Genuss wird im Dezember großgeschrieben. Die gebackenen Kekse müssen alle gegessen werden, und der Alkoholkonsum ist auch höher als in anderen Monaten. Diese Tipps helfen gegen das Völlegefühl in der Weihnachtszeit.

Auch wenn viele Christkindlmärkte in diesem Jahr aussetzen müssen und Weihnachtsfeiern in kleinerem Rahmen oder online stattfinden, sollte man ein paar Vorkehrungen gegen die Nebenwirkungen der bevorstehenden Völlerei treffen. Alkohol, Kekse und große Festmahlzeiten können Verdauung, Galle und Leber nämlich ganz schön zusetzen. 

Bewusster Genuss

Man kann bereits beim Essen selbst vieles richtig machen, um Völlegefühl in der Weihnachtszeit zu vermeiden. Essen Sie in Ruhe, und lassen Sie keine Hektik aufkommen. Selbst wenn am Tisch gestritten wird oder die Küche aussieht, als hätte eine Bombe eingeschlagen. Meiden Sie blähende Lebensmittel wie Rohkost, Kohlsorten oder Bohnen, und trinken Sie ausschließlich stilles Wasser. Kohlensäure setzt zusätzlich Gase im Verdauungstrakt frei. 

Darm aufbauen

Um den Darm auf die bevorstehenden Feierlichkeiten vorzubereiten, kann man bereits ein paar Wochen vorher mit der Einnahme von Probiotika starten. Wer nach dem Essen häufig Probleme mit Blähungen und Völlegefühl hat, kann zusätzlich Tabletten zur Magen-Darm-Entspannung einnehmen. Artischocken-Extrakt regt die Verdauung an und kann helfen, Verstopfung vorzubeugen. Besonders empfehlenswert sind Produkte mit Mariendistelöl, da die enthaltenen Bitter- und Gerbstoffe die Verdauung ankurbeln und einem Völlegefühl entgegenwirken.

Notfall-Kit für unterwegs

Neben Strategien gegen Völlegefühl in der Weihnachtszeit ist es zu empfehlen, sich auf weitere unangenehme Situationen, die auftreten können, vorzubereiten. Wer unter einer Laktose-Intoleranz leidet, sollte immer Laktase-Tabletten eingesteckt haben. Weiters ist es ratsam, den Verdauungsschnaps stehen zu lassen und stattdessen einen Magenbitter zu trinken. Diesen gibt es übrigens auch als alkoholfreie Variante. Wenn man zu Magenübersäuerung oder Sodbrennen neigt, sollte man immer Samarin oder Magensalz-Tabletten dabeihaben.

Aktiv gegen Verstopfung

Wenn die Verdauung nach der Völlerei komplett schlappmacht, kann man im schlimmsten Fall ein Abführmittel nehmen. Noch besser wäre es jedoch, genug zu trinken (mindestens zwei bis drei Liter Wasser oder ungesüßten Tee) und spazieren zu gehen. Bewegung kurbelt den Verdauungstrakt wieder an. Manchmal hilft auch eine Bauchmassage. Nehmen Sie ruhig Bäuchleinöl, das auch für Magenbeschwerden bei Babys verwendet wird. Tragen Sie es in kreisenden Bewegungen auf den Bauch auf, und massieren Sie langsam vom Magen abwärts. 
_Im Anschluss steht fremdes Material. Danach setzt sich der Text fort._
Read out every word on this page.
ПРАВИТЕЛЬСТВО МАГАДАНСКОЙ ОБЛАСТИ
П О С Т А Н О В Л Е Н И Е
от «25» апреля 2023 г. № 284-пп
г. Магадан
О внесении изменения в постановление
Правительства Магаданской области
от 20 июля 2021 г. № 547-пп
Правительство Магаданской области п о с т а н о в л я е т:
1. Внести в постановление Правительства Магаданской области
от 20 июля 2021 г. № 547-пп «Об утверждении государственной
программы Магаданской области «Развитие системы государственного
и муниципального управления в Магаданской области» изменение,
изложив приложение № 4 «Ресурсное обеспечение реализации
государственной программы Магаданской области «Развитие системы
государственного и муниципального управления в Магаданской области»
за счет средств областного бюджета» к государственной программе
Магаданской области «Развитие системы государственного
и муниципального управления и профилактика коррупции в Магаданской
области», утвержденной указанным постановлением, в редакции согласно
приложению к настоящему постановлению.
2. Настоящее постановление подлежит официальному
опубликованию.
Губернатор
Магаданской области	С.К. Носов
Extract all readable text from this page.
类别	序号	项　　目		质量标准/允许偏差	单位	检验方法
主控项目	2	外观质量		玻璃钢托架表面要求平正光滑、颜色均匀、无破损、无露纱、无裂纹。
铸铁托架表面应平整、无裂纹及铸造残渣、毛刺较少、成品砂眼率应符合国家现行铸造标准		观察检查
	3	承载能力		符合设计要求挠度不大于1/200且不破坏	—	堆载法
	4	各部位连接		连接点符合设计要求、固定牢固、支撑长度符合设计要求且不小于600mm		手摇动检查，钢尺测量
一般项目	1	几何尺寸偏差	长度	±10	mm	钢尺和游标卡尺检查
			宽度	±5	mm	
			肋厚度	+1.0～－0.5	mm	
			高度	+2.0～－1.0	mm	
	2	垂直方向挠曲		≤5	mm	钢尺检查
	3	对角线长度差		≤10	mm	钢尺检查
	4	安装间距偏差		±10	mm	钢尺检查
Selbstgemachter Heiltrunk bei Durchfall

Sollte man trotz all der Vorkehrungen doch nach dem Essen mit Durchfall im Bett liegen, kann dieses Getränk helfen. Einfach je einen Teelöffel Flohsamenschalen und Heiler­­de in ein Glas stilles Wasser einrühren und trinken. So werden die Giftstoffe gebunden, die für den Durchfall verantwortlich sind, und die Darmschleimhaut baut sich wieder auf. Das Getränk kann bei Bedarf drei- bis viermal über den Tag verteilt getrunken werden.